By Chris Sparrow, Head of Trade Analytics, Trading Solutions at FactSet
The world of a buy-side trader continues to evolve at a rapid pace. New skill sets are necessary for traders to process and analyze the many datasets that affect liquidity and trading outcomes. As the volume and breadth of data being presented to traders continues to grow, they are expected to efficiently process and filter the information that crosses their desk.
While data may be the new oil, if not properly handled, like oil, it can quickly create a mess. Traders are expected to use this data to show the value they add to implementing orders. Data is double edged- on one hand it can be used by the trader to improve implementation outcomes, but on the other hand data can be used against the trader to show missed opportunities.
This means that traders need both skills and tools to master data management. The data have valuable insights if properly mined using tools like SQL and python, so traders need to develop programming and analysis skills to put these tools to use. To deliver full value, traders need to be experts at not only sourcing liquidity, but also in the curation and interrogation of the data related to trade implementation. Armed with insights derived from their analysis combining their understanding of liquidity and the analysis of their trading performance, they can contribute to the overall investment process including facilitating discussions around implementation details with both portfolio managers and brokers.
The execution management system (EMS) is a key tool used by traders to execute their orders. The EMS has a nervous system of FIX connections linking the blotters in the EMS with a suite of destinations that the trader can choose to interact with.
But having a nerve center is not enough – the EMS also needs a long-term memory. The EMS should be able to understand the context of our trading. What we mean by context is to measure the liquidity environment and any other factors, such as order constraints, that play a role in performance. The EMS can remember the context by subscribing to analytics related to liquidity and making these historical liquidity analytics part of the pre-trade analysis and execution decision making.
This gets us closer to an analogy of a brain. An EMS with long-term memory can perform another key function that a brain performs; it can learn. By remembering past outcomes of trading in context with the prevailing liquidity in the market, the EMS can develop models that learn things like what market impact we can expect. In the EMS world, we do this by incorporating machine learning (ML) or deep learning (DL) techniques when analyzing our past outcomes.
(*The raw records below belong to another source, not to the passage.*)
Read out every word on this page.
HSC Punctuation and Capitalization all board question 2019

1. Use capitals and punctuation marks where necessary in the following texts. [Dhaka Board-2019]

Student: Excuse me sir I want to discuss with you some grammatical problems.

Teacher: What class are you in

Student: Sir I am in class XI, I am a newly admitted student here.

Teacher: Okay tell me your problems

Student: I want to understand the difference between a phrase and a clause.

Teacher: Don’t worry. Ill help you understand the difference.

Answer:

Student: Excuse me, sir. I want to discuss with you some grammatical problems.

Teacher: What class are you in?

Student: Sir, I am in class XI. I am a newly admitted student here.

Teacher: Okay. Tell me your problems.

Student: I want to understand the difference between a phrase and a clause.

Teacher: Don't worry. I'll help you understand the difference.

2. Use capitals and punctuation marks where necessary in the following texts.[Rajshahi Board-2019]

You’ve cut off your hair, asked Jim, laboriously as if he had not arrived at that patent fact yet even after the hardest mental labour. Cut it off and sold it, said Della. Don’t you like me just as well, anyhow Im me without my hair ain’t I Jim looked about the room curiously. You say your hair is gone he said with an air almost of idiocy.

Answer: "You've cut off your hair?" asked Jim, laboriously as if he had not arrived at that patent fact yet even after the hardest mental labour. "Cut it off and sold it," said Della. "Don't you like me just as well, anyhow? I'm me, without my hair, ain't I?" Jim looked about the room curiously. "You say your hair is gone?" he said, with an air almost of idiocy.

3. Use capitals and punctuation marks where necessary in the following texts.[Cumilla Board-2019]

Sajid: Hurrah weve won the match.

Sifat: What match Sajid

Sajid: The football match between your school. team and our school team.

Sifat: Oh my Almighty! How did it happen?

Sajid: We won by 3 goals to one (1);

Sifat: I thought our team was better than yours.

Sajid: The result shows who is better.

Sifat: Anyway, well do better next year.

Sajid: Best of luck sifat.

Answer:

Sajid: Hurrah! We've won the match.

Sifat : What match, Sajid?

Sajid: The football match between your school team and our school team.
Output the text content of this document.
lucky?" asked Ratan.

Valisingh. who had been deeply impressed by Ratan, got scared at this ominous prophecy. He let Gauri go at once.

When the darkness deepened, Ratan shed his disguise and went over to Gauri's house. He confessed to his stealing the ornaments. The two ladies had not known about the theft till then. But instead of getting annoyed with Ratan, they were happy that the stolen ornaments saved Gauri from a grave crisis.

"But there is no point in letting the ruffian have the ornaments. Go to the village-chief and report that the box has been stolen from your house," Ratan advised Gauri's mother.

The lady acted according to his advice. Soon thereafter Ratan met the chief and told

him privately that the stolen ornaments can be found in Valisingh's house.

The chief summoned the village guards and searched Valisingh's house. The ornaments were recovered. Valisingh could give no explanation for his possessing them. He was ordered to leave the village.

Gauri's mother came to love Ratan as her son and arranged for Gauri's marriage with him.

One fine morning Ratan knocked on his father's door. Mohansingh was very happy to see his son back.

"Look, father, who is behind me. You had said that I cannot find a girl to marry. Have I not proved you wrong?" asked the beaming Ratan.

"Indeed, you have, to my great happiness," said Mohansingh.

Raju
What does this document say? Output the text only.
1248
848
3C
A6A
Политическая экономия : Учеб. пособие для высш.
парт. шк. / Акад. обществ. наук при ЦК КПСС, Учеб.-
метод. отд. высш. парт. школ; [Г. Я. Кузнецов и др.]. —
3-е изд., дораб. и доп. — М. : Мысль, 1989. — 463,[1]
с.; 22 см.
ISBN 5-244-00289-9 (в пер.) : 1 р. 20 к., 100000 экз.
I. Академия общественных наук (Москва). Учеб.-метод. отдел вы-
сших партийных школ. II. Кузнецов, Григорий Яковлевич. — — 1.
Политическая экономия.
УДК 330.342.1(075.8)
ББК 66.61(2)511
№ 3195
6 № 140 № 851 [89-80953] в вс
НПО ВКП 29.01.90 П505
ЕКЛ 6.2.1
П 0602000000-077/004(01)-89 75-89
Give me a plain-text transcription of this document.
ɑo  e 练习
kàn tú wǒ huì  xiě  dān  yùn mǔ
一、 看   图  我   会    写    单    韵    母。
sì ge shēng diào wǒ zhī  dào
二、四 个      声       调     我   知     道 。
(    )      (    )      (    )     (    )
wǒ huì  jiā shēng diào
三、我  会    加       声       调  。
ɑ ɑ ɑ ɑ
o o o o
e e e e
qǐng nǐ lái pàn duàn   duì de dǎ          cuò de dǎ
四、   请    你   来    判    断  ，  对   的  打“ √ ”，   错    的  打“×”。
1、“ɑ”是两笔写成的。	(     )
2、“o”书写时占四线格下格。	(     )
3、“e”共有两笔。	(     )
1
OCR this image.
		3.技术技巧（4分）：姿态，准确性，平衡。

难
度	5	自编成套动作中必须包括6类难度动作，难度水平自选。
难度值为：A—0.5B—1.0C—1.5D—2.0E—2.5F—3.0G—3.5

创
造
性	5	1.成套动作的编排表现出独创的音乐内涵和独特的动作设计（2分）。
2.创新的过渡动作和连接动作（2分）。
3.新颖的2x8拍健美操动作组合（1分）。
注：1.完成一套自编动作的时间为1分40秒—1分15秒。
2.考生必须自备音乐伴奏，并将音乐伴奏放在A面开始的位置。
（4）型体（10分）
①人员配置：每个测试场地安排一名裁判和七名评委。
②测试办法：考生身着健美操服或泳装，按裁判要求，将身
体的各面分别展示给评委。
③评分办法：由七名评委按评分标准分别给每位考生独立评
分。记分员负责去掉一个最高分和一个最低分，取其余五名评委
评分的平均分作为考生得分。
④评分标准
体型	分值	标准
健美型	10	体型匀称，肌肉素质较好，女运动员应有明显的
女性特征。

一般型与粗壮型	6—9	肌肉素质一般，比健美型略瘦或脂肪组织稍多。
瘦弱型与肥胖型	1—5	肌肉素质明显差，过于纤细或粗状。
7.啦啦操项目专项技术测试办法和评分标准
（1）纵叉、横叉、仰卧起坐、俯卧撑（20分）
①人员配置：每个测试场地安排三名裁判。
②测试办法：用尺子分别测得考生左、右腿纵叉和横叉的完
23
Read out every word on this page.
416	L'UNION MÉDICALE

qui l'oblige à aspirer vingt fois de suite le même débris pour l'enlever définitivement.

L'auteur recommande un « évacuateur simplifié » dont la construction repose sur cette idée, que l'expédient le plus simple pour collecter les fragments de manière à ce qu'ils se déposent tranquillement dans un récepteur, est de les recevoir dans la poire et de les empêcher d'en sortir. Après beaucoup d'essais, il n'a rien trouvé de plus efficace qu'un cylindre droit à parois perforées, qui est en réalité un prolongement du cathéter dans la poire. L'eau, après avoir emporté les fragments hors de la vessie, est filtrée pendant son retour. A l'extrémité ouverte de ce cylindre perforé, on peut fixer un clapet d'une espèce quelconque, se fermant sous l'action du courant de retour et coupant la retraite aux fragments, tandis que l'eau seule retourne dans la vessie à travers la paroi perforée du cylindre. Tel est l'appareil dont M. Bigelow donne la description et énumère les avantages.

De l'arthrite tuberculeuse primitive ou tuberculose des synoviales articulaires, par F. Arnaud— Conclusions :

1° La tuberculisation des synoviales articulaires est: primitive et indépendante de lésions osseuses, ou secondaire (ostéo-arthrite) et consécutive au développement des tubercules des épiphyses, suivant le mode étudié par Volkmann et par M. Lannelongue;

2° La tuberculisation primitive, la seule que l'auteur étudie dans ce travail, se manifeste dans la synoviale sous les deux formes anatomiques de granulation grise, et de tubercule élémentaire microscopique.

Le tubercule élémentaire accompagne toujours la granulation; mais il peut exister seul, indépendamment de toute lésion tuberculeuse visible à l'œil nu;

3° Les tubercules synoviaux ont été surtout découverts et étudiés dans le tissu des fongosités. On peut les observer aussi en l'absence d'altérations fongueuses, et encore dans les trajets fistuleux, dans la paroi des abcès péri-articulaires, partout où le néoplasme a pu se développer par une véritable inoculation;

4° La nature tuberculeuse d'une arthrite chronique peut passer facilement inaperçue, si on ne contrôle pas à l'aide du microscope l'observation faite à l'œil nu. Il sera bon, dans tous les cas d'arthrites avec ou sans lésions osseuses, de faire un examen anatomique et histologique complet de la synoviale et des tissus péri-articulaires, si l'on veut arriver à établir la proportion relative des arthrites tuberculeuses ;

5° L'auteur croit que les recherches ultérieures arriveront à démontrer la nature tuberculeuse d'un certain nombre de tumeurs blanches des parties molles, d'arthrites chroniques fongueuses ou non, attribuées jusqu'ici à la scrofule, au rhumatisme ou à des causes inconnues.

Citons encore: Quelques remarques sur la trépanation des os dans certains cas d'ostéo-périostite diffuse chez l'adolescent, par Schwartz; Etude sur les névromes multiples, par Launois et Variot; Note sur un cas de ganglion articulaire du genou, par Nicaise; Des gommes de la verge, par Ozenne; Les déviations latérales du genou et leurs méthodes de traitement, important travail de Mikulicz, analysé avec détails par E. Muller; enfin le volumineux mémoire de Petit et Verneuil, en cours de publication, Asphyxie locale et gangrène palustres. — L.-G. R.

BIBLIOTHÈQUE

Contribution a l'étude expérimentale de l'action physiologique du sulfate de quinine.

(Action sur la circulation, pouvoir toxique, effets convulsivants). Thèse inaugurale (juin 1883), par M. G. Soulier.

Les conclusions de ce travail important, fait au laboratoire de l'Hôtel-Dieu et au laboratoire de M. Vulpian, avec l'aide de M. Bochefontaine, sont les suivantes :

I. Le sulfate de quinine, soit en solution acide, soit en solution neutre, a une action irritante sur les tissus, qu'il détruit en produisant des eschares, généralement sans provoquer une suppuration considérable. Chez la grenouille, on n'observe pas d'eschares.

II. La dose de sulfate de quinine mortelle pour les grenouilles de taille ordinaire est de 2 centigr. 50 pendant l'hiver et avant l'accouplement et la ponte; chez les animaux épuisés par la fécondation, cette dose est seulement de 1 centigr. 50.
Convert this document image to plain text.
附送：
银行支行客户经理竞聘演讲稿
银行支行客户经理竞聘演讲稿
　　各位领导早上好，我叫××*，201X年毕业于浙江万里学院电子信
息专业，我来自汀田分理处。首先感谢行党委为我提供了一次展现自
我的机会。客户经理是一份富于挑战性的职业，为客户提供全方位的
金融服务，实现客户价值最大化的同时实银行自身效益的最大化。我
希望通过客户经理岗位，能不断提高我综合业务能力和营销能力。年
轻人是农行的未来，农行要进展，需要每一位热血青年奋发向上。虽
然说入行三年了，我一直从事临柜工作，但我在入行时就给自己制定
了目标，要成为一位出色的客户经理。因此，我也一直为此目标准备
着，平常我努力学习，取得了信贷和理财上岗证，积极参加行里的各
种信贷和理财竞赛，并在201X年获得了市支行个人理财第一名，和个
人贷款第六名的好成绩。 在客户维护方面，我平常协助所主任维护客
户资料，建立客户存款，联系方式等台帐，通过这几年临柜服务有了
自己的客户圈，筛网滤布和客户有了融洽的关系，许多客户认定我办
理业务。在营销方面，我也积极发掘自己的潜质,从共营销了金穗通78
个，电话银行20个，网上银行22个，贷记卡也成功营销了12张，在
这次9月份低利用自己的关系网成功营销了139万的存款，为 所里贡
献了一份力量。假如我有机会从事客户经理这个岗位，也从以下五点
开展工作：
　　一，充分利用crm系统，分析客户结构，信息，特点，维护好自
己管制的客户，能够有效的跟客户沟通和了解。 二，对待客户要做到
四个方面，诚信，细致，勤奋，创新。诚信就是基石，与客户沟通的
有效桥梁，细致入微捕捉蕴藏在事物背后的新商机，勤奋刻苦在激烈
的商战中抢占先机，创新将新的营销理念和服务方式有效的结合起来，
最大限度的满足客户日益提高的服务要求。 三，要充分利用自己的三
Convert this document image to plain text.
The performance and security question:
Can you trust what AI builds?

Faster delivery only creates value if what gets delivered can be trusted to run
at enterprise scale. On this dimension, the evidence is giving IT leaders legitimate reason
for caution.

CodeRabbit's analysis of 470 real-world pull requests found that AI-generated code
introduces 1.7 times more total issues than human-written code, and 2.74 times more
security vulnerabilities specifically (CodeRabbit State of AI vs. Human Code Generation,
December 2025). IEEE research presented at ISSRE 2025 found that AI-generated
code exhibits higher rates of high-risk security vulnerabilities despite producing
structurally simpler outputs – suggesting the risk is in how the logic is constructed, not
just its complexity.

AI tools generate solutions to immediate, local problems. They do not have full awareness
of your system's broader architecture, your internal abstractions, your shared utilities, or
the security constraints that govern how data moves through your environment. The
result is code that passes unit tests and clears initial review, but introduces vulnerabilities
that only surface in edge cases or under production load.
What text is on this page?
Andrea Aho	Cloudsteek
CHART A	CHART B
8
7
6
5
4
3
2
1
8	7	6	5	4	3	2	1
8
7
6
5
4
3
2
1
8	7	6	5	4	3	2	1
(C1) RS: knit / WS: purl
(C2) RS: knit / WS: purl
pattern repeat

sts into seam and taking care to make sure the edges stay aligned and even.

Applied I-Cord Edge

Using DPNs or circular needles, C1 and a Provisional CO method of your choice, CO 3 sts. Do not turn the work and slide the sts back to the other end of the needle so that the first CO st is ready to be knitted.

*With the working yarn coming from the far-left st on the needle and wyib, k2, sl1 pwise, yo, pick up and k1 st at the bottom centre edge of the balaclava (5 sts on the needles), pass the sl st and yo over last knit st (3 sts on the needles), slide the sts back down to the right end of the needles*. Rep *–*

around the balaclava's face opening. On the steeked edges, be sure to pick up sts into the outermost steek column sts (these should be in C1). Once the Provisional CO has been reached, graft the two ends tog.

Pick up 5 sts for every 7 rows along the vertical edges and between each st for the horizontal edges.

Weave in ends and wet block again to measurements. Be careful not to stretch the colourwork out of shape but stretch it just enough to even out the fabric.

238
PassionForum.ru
As a platform with integrated access to past performance, the EMS becomes the central hub to quantify best execution. When deciding where, when, and how much to route, the trader can have access to an EMS that provides a data-driven approach that can incorporate constraints and conditions. A single system combining transaction cost analysis, liquidity analysis, and alternative data presented clearly to the trader empowers the trader to focus on their domain knowledge and less on integrating information from various sources.
The EMS is the best place for this type of integrated platform, because its nerve center is handing the order flow. Traders that have easy access to liquidity reports and model predictions along with access to past performance of similar orders or baskets can use that information to optimize their order flow. While the industry is abuzz with inter-op solutions, it is worth remembering that integration trumps inter-op.
In a fully integrated system, relevant analytics can be delivered to the EMS based on what is on the blotter and then visualized alongside to help traders decide how to route their flow. Examples include predicting spreads, volumes, and volatilities, observing trends, and how these liquidity factors vary together. Answering the question: how does the liquidity for the security (or basket) being traded compare with recent history? How does it compare with what we predicted? What strategies worked best in the past when liquidity conditions were like they are now?
The process of ML in the EMS is akin to the EMS developing a gut feel. Human traders, with their much more sophisticated reasoning power, develop a gut feel over time through experience. By trading many orders in many different conditions, traders learn what behaviors work best in various scenarios. As these skills develop, the traders can make quick decisions about how to handle situations that arise – they don’t need to think about it once they become experts. That means they can put more cognitive horsepower into other factors. It is only artificial (intelligence) to get the EMS to do something similar.
The EMS learns (via ML) and makes recommendations by combining historical analytics and presenting the results to the trader. The trader can continue to filter these recommendations, while over time, increased responsibility can be given to the EMS as the learning process continues and confidence is developed in the recommendations. In this way the EMS handles the task of gathering data and turning it into information, while the trader uses their domain knowledge to take informed actions.